Despite all those resplendent CG scapes in The Imaginarium Of Dr. Parnassus, this is easily Gilliam’s best looking work since Fear And Loathing In Las Vegas, cinematographer Nicola Pecorini doing a terrific job, be it the gold hues of many of the interior scenes, the vistas and ruins of Portugal, or the domination by red during the climax. And Roque Banos provides a fine music score, with a great combination of standard orchestra with regional instruments; though his waltz piece is so much like the second part of Shostakovich’s ‘Suite for Variety Orchestra’ [heard in many films and TV shows from Harry Potter to Batman Vs. Superman to Mr. Robot] one wonders if Gilliam asked Banos to mimic it.
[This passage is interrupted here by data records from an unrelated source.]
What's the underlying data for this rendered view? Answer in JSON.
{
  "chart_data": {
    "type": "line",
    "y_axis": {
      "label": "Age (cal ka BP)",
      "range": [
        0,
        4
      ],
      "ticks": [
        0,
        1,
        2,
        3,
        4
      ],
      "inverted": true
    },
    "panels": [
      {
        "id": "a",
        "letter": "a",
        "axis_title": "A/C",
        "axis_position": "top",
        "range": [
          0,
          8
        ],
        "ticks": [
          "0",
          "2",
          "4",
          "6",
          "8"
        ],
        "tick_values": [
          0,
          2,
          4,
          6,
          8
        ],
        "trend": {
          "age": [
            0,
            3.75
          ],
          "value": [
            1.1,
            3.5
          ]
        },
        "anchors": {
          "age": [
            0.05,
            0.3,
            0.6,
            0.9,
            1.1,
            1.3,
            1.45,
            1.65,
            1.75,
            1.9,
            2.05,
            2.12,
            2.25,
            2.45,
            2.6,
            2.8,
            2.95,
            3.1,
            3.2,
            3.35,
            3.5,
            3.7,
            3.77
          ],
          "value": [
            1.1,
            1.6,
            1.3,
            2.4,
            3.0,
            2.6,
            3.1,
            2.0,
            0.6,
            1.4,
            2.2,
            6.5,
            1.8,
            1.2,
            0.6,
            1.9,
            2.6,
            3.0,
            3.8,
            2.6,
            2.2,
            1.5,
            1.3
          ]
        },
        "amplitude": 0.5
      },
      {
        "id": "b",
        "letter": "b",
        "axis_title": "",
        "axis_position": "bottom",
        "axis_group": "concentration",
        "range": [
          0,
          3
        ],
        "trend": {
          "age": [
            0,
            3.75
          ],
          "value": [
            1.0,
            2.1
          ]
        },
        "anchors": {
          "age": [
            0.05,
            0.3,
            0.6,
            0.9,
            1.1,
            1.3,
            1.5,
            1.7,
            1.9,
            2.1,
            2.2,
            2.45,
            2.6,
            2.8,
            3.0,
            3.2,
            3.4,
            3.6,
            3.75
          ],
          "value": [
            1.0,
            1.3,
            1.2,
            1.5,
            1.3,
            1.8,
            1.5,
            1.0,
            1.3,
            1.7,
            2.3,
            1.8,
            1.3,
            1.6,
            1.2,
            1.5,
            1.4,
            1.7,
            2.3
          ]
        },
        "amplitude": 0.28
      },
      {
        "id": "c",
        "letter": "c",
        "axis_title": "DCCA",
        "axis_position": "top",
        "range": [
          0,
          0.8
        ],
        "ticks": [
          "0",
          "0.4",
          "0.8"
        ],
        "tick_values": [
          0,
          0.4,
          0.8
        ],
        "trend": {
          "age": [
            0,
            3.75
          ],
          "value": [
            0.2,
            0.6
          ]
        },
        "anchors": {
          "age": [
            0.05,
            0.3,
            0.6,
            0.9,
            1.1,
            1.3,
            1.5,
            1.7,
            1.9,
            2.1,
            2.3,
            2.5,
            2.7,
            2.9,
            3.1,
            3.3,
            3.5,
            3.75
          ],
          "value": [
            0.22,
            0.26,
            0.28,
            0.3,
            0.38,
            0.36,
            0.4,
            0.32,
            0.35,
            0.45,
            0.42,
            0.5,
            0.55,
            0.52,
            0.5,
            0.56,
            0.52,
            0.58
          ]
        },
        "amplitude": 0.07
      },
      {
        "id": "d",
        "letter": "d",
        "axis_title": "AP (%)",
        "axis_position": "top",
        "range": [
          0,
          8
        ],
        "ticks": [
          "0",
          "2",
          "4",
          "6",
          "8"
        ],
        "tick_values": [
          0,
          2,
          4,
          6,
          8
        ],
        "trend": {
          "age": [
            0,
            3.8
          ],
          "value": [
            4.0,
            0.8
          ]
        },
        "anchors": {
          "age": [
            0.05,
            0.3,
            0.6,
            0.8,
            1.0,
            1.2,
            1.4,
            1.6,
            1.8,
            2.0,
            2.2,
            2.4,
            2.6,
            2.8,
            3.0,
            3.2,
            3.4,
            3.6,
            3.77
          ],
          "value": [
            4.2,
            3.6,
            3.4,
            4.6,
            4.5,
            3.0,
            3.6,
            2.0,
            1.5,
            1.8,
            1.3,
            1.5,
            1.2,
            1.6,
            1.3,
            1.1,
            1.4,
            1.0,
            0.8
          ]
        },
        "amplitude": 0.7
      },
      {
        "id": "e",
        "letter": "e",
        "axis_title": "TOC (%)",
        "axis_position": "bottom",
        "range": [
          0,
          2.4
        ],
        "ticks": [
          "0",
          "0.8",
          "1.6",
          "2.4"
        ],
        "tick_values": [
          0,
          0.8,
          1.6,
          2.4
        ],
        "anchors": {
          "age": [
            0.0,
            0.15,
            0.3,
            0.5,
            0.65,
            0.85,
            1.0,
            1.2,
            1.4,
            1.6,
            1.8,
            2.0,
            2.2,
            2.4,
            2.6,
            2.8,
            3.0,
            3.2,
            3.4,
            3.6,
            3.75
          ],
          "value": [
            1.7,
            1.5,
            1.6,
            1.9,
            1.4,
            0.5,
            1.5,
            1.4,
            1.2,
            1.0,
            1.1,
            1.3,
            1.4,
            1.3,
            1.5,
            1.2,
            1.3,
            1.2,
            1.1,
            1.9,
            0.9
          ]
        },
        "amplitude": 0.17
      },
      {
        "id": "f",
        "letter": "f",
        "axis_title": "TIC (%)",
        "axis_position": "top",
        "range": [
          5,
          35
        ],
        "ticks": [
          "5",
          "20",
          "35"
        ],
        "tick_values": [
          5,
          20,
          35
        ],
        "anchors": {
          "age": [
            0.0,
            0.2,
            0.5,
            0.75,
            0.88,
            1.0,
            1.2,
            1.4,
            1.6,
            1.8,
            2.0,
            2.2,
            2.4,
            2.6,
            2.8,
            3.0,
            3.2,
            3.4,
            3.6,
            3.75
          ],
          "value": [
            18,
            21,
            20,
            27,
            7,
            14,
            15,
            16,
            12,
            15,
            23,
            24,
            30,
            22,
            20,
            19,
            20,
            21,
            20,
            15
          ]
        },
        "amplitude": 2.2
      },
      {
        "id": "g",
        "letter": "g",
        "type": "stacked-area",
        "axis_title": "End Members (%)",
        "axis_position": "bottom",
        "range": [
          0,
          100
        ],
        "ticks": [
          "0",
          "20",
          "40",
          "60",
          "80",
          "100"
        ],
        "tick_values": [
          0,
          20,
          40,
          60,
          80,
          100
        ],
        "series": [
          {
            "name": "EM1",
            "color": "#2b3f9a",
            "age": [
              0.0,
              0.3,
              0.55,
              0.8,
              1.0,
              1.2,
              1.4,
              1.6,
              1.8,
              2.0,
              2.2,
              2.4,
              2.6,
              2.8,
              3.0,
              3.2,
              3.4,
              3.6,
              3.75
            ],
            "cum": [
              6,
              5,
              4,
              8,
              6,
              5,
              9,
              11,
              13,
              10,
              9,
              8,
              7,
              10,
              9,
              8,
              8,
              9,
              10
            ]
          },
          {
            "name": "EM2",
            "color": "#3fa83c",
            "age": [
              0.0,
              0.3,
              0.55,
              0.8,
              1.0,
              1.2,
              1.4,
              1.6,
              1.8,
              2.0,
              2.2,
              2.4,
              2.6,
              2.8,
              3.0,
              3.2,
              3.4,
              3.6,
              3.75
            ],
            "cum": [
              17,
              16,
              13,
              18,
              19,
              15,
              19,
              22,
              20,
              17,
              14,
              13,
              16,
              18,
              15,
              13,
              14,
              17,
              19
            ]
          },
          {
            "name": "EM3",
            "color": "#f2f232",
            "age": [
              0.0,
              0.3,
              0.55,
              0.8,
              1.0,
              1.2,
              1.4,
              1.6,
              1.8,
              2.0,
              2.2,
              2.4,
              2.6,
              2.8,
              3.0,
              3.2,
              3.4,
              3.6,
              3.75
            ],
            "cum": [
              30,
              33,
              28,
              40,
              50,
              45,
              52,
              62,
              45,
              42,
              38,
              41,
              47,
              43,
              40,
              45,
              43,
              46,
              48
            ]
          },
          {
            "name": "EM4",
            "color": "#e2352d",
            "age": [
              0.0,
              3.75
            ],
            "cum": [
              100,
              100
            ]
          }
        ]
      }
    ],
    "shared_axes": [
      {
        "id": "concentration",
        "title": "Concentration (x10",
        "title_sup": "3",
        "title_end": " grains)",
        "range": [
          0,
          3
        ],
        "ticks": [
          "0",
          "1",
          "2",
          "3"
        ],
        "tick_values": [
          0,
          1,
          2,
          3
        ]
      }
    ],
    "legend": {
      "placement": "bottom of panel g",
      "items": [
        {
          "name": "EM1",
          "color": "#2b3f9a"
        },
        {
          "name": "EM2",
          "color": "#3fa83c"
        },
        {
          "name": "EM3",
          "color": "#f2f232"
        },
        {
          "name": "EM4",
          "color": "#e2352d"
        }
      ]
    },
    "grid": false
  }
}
It’s fair to say that, if this turns out to be Gilliam’s last film, it will be a hugely appropriate finish, and not just because he’s spent so much of his life trying to make it. From the importance of imagination, to the need for fantasy in a cruel world, to madness, to perception, to the middle ages,; the themes that Gilliam likes to explore and the things he’s interested in are packed into this one, but more than any other of his films [which all feel personal to an extent], it’s foremost about Gilliam himself, and, even if he may had the money to go to town with elaborate visuals if he’d made it earlier, it’s entirely right that he’s mow made it in the twilight of his career and life, because it enables him to be reflective with the wisdom of old age. We’re reminded of how we have youthful dreams which eventually fade to become faint memories in our middle age, yet in our old age we might become consumed by them, for good or for bad. And we’re reminded that, even in our time, we still need people like Don Quixote, people with moral cores and boundless imagination; so what if they may need to reshape reality to fit their circumstances and worldview? The cinema would be a much duller place without Gilliam’s tilting at windmills.